Endereço trocado
Endereço trocado
A sacola agora pesava em torno de 3 kg. As dores nas costas aumentavam a cada passada. Teve de abandonar as puxadoras e o veículo danificado pela via pública sem conservação. O relógio de pulso marcava 23:33 h. Só faltava uma residência para terminar a entrega.

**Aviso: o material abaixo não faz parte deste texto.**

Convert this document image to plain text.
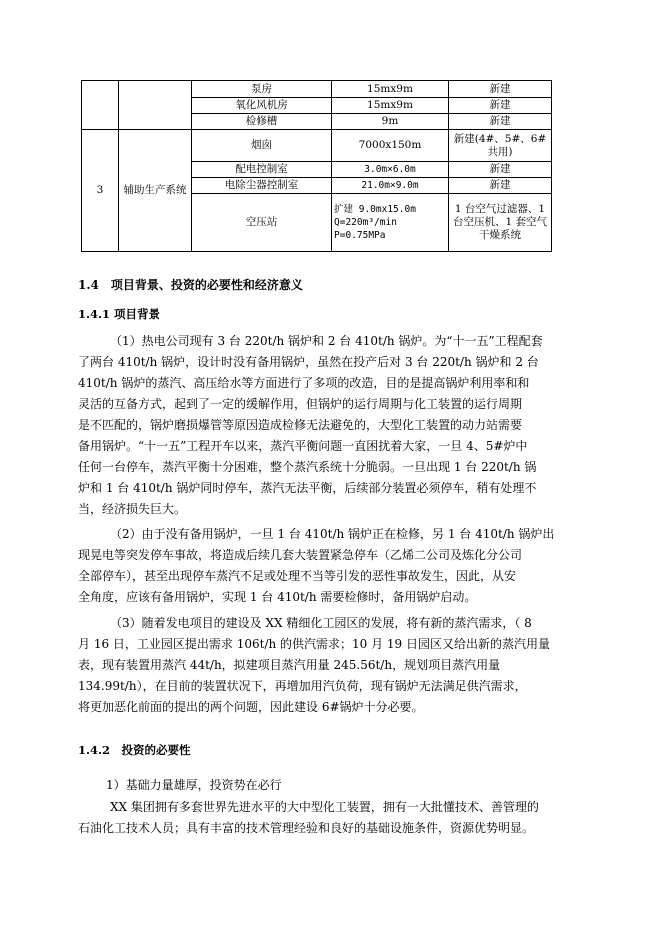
		泵房	15mx9m	新建
		氧化风机房	15mx9m	新建
		检修槽	9m	新建
3	辅助生产系统	烟囱	7000x150m	新建(4#、5#、6#共用)
		配电控制室	3.0m×6.0m	新建
		电除尘器控制室	21.0m×9.0m	新建
		空压站	扩建 9.0mx15.0m Q=220m³/min P=0.75MPa	1 台空气过滤器、1 台空压机、1 套空气干燥系统
1.4　项目背景、投资的必要性和经济意义
1.4.1 项目背景
（1）热电公司现有 3 台 220t/h 锅炉和 2 台 410t/h 锅炉。为“十一五”工程配套
了两台 410t/h 锅炉，设计时没有备用锅炉，虽然在投产后对 3 台 220t/h 锅炉和 2 台
410t/h 锅炉的蒸汽、高压给水等方面进行了多项的改造，目的是提高锅炉利用率和和
灵活的互备方式，起到了一定的缓解作用，但锅炉的运行周期与化工装置的运行周期
是不匹配的，锅炉磨损爆管等原因造成检修无法避免的，大型化工装置的动力站需要
备用锅炉。“十一五”工程开车以来，蒸汽平衡问题一直困扰着大家，一旦 4、5#炉中
任何一台停车，蒸汽平衡十分困难，整个蒸汽系统十分脆弱。一旦出现 1 台 220t/h 锅
炉和 1 台 410t/h 锅炉同时停车，蒸汽无法平衡，后续部分装置必须停车，稍有处理不
当，经济损失巨大。
（2）由于没有备用锅炉，一旦 1 台 410t/h 锅炉正在检修，另 1 台 410t/h 锅炉出
现晃电等突发停车事故，将造成后续几套大装置紧急停车（乙烯二公司及炼化分公司
全部停车），甚至出现停车蒸汽不足或处理不当等引发的恶性事故发生，因此，从安
全角度，应该有备用锅炉，实现 1 台 410t/h 需要检修时，备用锅炉启动。
（3）随着发电项目的建设及 XX 精细化工园区的发展，将有新的蒸汽需求，（ 8
月 16 日，工业园区提出需求 106t/h 的供汽需求；10 月 19 日园区又给出新的蒸汽用量
表，现有装置用蒸汽 44t/h，拟建项目蒸汽用量 245.56t/h，规划项目蒸汽用量
134.99t/h），在目前的装置状况下，再增加用汽负荷，现有锅炉无法满足供汽需求，
将更加恶化前面的提出的两个问题，因此建设 6#锅炉十分必要。
1.4.2　投资的必要性
1）基础力量雄厚，投资势在必行
XX 集团拥有多套世界先进水平的大中型化工装置，拥有一大批懂技术、善管理的
石油化工技术人员；具有丰富的技术管理经验和良好的基础设施条件，资源优势明显。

Parou por 30 segundos para enxugar o suor que brotava da testa. O “riacho” que descia pelas costas terminava nas meias encardidas presas pelas botas. Ele prosseguiu a marcha pela rua mal iluminada. Depois da 5ª topada parou de contar. Não iria ser indenizado mesmo.
Quando vislumbrou as luzes e a algazarra acompanhando a música estridente, imaginou ter chegado ao destino da última entrega. Não era uma melodia natalina. Estava entre rock e funk. Puxou o papel amassado do bolso para conferir pela luz do luar. A letra tipo “garrancho” estava pior que a de receita de médico “importado”. Parecia indicar: “isolar damas correntes”. Que nome doido para um lugarejo.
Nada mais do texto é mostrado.